Benchmark Capital Snags Facebook's Matt Cohler

VentureWire
June 20, 2008
By Tomio Geron and Rebecca Buckman

Benchmark Capital has lured top Facebook Inc. executive Matt Cohler to be its new general partner.

Cohler, 31 years old, was one of Facebook's first five employees and now serves as its vice president of product management. He is also a key lieutenant to Facebook Chief Executive Mark Zuckerberg and widely admired by employees for his efficiency.

But this fall, Cohler will join Benchmark Capital as its ninth general partner. Cohler, also a founding employee of LinkedIn Corp., will continue to serve as a special advisor to Facebook and to Zuckerberg, however.

For Benchmark, reeling in a top executive who has worked at two of the hottest recent Internet start-ups bodes well for future investments in the next Facebook or LinkedIn, said Steve Spurlock, general partner at Benchmark. Cohler will focus on investing in a wide range of Internet-related companies for Benchmark.

"Matt's 31, so at a relatively early point in his career he's managed to work with two of the most interesting entrepreneurs of our time in Reid Hoffman of LinkedIn and Mark Zuckerberg of Facebook," Spurlock said. "So our expectation is that Matt will continue to attract entrepreneurs of the quality of Reid and Mark."

Cohler said it was a difficult decision to leave Facebook, but that an agreement to stay on at Facebook as a special advisor helped.

"I wasn't really thinking about leaving Facebook at any point in the future," Cohler said. "This came up and was so well aligned with my longtime interests and was so special and rare that I couldn't turn it down."

Cohler helped build Facebook and LinkedIn virtually from their beginnings. And while he has affection for Facebook, he believes helping start new companies is where his talent and passions lie.

"If you look at the things I've done in my career, such as it is, so far it's always focused on the same thing," Cohler said. "I've focused on trying to find really great companies and worked with entrepreneurs to build great companies."

Asked how he will help Benchmark identify the next Facebooks or LinkedIns, Cohler said: "The bar is certainly high...It's the same core things as when I decided to join LinkedIn and Facebook. It's a combination of things: great visionary entrepreneurs, where you walk out saying this person is the real deal; a good person with a really strong, big, dedicated vision and dedication to seeing it through."

Finding an opportunity to disrupt markets or create new markets while building capital-efficient companies doesn't hurt either, he said.

Benchmark has had high regard for Cohler for some time. "We've had our eye on Matt for a long time," Spurlock said. "We started pursuing him in earnest in recent months."

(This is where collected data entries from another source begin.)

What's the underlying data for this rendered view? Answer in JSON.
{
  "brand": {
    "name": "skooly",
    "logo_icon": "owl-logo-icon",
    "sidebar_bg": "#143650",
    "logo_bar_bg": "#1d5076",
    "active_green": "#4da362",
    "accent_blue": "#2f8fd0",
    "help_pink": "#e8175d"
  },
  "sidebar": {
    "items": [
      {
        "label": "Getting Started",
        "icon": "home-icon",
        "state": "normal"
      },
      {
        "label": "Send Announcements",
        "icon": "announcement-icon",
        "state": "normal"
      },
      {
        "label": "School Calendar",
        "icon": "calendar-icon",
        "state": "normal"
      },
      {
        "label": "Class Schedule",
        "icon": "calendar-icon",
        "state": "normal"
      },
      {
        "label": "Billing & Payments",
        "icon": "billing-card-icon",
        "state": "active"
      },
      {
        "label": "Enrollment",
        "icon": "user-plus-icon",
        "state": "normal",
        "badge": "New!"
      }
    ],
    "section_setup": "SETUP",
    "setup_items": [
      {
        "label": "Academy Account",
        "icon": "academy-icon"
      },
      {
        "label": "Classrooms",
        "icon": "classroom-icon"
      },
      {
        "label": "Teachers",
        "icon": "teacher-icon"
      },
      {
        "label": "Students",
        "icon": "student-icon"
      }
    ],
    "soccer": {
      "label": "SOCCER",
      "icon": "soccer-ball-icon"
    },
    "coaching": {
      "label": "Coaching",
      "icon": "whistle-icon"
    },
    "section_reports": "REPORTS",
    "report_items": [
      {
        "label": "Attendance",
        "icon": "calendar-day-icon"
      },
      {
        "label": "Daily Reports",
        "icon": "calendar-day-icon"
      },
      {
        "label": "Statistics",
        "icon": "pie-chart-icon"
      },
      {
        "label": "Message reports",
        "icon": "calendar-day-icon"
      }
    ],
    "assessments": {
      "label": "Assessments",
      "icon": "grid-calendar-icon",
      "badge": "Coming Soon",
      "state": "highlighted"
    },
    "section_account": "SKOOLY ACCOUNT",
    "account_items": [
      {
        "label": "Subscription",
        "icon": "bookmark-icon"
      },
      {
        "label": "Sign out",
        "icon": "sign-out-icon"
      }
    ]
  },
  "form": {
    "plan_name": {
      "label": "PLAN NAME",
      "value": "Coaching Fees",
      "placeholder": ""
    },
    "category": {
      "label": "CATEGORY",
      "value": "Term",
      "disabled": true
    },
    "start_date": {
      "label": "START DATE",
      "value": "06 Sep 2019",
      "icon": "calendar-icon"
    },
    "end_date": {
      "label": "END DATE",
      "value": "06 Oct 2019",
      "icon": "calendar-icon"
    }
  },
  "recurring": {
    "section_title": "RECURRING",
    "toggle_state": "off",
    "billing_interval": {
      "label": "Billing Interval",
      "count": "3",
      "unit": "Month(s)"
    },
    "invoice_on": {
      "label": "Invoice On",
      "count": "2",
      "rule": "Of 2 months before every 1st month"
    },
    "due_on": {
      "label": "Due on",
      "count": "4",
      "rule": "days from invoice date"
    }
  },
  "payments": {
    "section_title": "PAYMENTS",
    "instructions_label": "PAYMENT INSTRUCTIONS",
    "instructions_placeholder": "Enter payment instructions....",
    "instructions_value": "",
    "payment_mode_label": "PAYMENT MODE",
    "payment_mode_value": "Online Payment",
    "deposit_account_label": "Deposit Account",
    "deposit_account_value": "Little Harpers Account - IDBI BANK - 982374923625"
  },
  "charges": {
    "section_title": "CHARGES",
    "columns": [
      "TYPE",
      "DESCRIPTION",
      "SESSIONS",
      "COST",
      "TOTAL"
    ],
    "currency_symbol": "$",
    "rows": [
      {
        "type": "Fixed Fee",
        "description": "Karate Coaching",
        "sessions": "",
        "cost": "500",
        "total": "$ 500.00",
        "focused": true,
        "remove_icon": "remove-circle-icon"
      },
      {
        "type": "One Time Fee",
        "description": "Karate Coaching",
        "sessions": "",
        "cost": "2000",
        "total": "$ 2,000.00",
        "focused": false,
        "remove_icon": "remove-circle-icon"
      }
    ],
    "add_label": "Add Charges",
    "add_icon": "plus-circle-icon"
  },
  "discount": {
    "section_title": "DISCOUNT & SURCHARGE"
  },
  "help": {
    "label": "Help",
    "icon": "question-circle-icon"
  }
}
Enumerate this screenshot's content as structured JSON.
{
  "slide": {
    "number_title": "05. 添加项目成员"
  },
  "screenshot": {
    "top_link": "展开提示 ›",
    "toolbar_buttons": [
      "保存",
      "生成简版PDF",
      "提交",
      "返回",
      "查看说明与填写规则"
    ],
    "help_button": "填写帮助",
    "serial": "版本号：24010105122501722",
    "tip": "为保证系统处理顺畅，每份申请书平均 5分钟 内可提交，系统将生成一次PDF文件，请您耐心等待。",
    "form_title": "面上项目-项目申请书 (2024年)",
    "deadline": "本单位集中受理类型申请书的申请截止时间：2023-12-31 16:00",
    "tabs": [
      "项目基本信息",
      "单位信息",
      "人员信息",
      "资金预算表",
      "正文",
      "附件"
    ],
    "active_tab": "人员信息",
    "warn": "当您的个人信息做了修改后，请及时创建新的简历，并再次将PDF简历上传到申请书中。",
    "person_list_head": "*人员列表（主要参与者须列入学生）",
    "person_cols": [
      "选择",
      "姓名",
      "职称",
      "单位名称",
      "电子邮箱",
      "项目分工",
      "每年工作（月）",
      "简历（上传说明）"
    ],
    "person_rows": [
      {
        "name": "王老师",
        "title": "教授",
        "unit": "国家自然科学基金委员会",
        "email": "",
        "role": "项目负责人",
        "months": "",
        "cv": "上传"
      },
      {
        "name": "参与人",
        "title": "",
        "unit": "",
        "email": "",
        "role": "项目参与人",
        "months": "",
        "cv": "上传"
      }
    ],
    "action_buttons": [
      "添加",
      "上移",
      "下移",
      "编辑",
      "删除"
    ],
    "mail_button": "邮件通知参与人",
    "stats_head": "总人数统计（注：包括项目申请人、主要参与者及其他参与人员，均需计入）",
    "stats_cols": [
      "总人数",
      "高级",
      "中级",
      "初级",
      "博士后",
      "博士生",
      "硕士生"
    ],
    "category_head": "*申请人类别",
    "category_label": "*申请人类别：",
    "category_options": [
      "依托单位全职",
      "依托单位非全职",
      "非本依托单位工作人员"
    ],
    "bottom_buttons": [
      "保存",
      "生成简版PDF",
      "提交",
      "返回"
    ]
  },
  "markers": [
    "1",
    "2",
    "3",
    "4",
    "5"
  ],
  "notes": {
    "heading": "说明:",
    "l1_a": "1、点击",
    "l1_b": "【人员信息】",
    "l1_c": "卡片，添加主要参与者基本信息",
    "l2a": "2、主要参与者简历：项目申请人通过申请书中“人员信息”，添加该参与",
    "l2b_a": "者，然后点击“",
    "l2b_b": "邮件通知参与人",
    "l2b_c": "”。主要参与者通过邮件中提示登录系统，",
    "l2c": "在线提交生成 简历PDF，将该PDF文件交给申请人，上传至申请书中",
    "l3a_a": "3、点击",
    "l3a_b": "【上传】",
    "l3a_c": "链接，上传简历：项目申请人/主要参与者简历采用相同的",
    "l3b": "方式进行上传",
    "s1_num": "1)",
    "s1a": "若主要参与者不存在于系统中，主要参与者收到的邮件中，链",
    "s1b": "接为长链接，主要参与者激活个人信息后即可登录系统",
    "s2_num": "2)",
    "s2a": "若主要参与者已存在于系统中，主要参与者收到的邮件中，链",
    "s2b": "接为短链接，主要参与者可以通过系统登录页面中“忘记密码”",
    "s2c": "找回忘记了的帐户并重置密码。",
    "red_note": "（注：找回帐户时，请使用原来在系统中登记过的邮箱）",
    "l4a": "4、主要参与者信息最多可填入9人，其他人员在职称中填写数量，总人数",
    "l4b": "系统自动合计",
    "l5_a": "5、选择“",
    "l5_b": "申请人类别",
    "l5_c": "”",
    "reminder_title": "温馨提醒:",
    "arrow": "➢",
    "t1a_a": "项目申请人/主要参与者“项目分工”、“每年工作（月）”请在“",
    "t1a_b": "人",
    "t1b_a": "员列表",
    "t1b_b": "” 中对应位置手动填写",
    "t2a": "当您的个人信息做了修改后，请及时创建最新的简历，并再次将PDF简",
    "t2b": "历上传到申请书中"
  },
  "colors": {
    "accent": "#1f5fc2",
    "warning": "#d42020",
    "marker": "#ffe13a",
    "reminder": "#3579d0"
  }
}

In keeping with Silicon Valley's disregard for traditional conventions, Benchmark is not daunted by Cohler's age, which will make him the youngest general partner at Benchmark. "We think it's a big plus," Spurlock said. "He's got tons of energy and passion for the business and is incredibly well-networked with younger entrepreneurs. And he can do this job for the next two or three decades."

Talks to lure Cohler away from the start-up began about a month ago, he and Benchmark partner Peter Fenton said, though Fenton and Cohler have known each other for several years and have kept in close touch. Fenton said he has long wanted to recruit Cohler to Benchmark, the Menlo Park, Calif., firm that has backed tech stars such as eBay Inc., Juniper Networks Inc. and MySQL AB.

Cohler's departure comes at a shaky time for Facebook, the pioneering social-networking Web site that is currently valued at $15 billion by investors. The four-year-old company - founded by Zuckerberg when he was an undergraduate at Harvard University - is trying to professionalize its management and morph from a youth-oriented chat site into a profitable Internet company.

Sheryl Sandberg, a former Google Inc. executive that was hired in March by Facebook as its new chief operating officer, has been rolling out new management and operations procedures, such as guidelines for employee performance reviews, training programs and new recruiting processes. But the company has lost some key executives recently, including Adam D'Angelo, the company's former chief technology officer, and Owen Van Natta, who served as chief revenue officer and chief operating officer.